Abstract. The distributed research and software development in Verbmobil resulted in an integrated speech-to-speech translation system. The size of the project, the heterogeneous environment at the various development sites and the constraint of software reuse required professional software engineering for successful integration. For this purpose, a software design and integration group was established. This article describes the software engineering strategies applied within Verbmobil. We discuss the prerequisites necessary for successful integration, describe the software framework provided by the system group, show how modules communicate and how integrations were performed. We also discuss design decisions and show that the concepts and the integration framework are not limited to speech-to-speech translation systems, but are also applicable to any large scale distributed software development project.

From a Stationary Prototype to Telephone Translation Services

Heinz Kirchmann, Alassane Ndiaye, and Andreas Klüter

DFKI GmbH, Kaiserslautern, Germany

Abstract. In addition to the face-to-face system, Verbmobil has been extended to offer translation services via telephone.

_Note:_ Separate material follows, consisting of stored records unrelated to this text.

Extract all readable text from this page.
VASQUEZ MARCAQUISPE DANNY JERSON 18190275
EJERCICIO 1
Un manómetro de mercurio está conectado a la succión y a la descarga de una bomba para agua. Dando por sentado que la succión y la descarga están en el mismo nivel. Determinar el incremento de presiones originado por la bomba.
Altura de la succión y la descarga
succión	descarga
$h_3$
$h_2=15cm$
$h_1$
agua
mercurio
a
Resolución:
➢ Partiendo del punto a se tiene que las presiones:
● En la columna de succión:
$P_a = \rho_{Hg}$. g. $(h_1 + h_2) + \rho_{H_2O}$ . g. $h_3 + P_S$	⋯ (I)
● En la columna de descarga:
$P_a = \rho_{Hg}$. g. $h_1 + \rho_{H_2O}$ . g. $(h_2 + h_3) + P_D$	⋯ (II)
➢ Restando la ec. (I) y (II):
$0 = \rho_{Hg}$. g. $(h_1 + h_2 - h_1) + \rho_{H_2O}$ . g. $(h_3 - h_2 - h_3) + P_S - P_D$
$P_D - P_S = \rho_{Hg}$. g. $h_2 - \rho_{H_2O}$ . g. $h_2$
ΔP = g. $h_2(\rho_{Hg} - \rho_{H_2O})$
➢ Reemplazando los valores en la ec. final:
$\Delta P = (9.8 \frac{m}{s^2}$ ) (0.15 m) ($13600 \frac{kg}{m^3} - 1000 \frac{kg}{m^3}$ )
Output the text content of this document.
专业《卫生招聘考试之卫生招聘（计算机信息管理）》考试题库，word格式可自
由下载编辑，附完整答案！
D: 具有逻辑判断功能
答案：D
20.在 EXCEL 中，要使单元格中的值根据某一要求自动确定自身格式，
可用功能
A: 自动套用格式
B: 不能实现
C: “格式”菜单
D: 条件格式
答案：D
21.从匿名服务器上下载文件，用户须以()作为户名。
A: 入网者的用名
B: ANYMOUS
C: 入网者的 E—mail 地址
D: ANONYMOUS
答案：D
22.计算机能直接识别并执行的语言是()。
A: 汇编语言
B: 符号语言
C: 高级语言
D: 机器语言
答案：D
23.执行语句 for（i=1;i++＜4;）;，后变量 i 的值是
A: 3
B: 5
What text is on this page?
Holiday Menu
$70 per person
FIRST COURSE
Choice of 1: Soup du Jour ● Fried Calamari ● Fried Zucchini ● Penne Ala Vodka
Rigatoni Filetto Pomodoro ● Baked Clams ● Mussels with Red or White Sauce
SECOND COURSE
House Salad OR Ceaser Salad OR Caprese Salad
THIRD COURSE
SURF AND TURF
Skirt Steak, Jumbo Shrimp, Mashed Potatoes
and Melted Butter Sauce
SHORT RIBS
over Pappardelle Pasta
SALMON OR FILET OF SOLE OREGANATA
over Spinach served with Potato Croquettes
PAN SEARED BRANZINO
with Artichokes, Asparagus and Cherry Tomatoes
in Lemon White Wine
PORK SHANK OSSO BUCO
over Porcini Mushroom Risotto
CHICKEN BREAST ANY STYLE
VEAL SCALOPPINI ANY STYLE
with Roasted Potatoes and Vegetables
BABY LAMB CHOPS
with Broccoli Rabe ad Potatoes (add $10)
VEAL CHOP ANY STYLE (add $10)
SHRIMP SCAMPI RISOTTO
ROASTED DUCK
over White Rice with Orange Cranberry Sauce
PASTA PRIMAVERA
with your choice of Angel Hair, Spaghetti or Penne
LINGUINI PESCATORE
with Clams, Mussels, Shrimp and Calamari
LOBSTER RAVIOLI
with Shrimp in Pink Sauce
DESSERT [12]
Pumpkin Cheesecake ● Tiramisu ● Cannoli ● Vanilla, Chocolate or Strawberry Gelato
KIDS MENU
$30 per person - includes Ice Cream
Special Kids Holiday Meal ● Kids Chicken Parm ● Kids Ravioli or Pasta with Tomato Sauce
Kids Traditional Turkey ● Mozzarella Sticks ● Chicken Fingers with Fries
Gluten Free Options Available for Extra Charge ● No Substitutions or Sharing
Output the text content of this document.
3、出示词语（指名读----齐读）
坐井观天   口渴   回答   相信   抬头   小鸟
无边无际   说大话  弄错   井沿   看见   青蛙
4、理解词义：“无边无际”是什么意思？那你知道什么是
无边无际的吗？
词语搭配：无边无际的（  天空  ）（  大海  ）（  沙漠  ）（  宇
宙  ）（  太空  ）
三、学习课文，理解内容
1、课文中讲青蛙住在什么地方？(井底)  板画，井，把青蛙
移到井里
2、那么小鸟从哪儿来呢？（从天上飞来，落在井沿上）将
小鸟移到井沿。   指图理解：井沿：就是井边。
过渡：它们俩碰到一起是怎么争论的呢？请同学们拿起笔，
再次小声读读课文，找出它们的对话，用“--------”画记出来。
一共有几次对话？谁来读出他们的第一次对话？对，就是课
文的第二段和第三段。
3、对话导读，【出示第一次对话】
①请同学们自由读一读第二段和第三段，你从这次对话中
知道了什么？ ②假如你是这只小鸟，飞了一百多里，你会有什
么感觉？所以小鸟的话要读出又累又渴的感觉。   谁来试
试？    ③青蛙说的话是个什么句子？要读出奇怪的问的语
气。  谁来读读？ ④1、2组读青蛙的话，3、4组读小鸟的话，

The implementation of the telephone system required some prerequisites which influence the whole system design. Modeling the user guidance had to take into account the lack of visual feedback. This article describes the general differences between the stationary and the telephone scenario and how Verbmobil was adapted to the challenges of a telephone translation server. We also show configurations and possible applications of the speech-to-speech translation telephone server.